About Northern Superior
Northern Superior is a reporting issuer in British Columbia, Alberta, Ontario and Québec, and trades on the TSX Venture Exchange under the symbol SUP, and the OTCQB Venture Market under the symbol NSUPF. The Company is currently focused on exploring its 100% owned Croteau Est (Québec) and Ti-pa-haa-kaa-ning (Northwestern Ontario) properties. Northern Superior is currently looking to option out its other 100% owned mineral properties in Québec and Northwestern Ontario.
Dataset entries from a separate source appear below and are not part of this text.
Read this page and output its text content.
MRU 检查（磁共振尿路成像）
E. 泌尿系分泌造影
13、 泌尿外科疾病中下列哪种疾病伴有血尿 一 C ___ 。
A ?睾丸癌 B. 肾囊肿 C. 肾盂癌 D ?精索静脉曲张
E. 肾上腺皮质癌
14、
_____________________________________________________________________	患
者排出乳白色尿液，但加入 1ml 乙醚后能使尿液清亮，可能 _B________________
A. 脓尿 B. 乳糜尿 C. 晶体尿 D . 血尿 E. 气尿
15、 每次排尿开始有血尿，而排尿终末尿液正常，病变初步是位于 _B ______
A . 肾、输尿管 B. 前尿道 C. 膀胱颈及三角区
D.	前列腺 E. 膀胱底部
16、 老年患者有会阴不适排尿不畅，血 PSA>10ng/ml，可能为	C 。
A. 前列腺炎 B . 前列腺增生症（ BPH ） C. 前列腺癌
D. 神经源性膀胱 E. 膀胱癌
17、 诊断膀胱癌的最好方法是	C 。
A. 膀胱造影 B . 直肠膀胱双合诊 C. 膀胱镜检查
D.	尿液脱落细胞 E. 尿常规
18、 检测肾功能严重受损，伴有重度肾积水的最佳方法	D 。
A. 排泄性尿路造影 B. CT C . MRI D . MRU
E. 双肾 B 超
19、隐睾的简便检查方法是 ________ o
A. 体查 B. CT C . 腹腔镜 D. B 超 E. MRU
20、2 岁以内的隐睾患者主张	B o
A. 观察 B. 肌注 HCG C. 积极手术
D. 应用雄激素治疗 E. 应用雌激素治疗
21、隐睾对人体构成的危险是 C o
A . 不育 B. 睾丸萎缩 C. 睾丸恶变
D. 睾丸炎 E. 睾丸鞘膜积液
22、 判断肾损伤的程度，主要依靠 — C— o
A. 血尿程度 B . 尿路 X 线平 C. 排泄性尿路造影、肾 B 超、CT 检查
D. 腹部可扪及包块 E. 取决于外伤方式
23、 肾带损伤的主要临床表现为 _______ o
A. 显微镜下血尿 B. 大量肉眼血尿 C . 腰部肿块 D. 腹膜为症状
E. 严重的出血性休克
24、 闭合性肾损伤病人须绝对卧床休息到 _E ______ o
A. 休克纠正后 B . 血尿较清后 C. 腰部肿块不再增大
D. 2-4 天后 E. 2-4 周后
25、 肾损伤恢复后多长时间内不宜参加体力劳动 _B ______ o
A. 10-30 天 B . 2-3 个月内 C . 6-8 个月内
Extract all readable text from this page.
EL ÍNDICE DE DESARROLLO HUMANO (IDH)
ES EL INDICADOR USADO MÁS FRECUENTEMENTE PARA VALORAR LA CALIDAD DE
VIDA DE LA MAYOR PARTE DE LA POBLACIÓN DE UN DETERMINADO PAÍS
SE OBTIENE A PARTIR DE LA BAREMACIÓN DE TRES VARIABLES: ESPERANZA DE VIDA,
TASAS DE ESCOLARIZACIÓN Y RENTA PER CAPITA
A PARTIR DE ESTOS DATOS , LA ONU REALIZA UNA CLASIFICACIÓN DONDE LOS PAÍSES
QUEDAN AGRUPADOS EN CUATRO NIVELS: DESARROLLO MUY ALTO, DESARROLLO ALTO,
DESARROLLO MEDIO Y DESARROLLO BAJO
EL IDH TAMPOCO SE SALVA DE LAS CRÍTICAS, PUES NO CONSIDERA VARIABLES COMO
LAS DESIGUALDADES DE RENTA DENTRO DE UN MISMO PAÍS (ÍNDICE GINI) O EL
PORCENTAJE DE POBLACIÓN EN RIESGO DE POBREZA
For further information please visit the Company’s website at www.nsuperior.com or contact:
Thomas F. Morris P.Geo., PhD., FGAC
President and CEO
Tel: (705) 525 ‐0992
Fax: (705) 525 ‐7701
Cautionary Note Regarding Forward-Looking Statements
This Press Release contains forward-looking statements that involve risks and uncertainties, which may cause actual results to differ materially from the statements made. When used in this document, the words “may”, “would”, “could”, “will”, “intend”, “plan”, “anticipate”, “believe”, “estimate”, “expect” and similar expressions are intended to identify forward-looking statements. Such statements reflect our current views with respect to future events and are subject to such risks and uncertainties. Many factors could cause our actual results to differ materially from the statements made, including those factors discussed in filings made by us with the Canadian securities regulatory authorities. Should one or more of these risks and uncertainties, such actual results of current exploration programs, the general risks associated with the mining industry, the price of gold and other metals, currency and interest rate fluctuations, increased competition and general economic and market factors, occur or should assumptions underlying the forward looking statements prove incorrect, actual results may vary materially from those described herein as intended, planned, anticipated, or expected. We do not intend and do not assume any obligation to update these forward-looking statements, except as required by law. Shareholders are cautioned not to put undue reliance on such forward-looking statements.
Neither the TSX Venture Exchange nor its Regulation Services Provider (as that term is defined in the policies of the TSX Venture Exchange) accepts responsibility for the adequacy or accuracy of this release.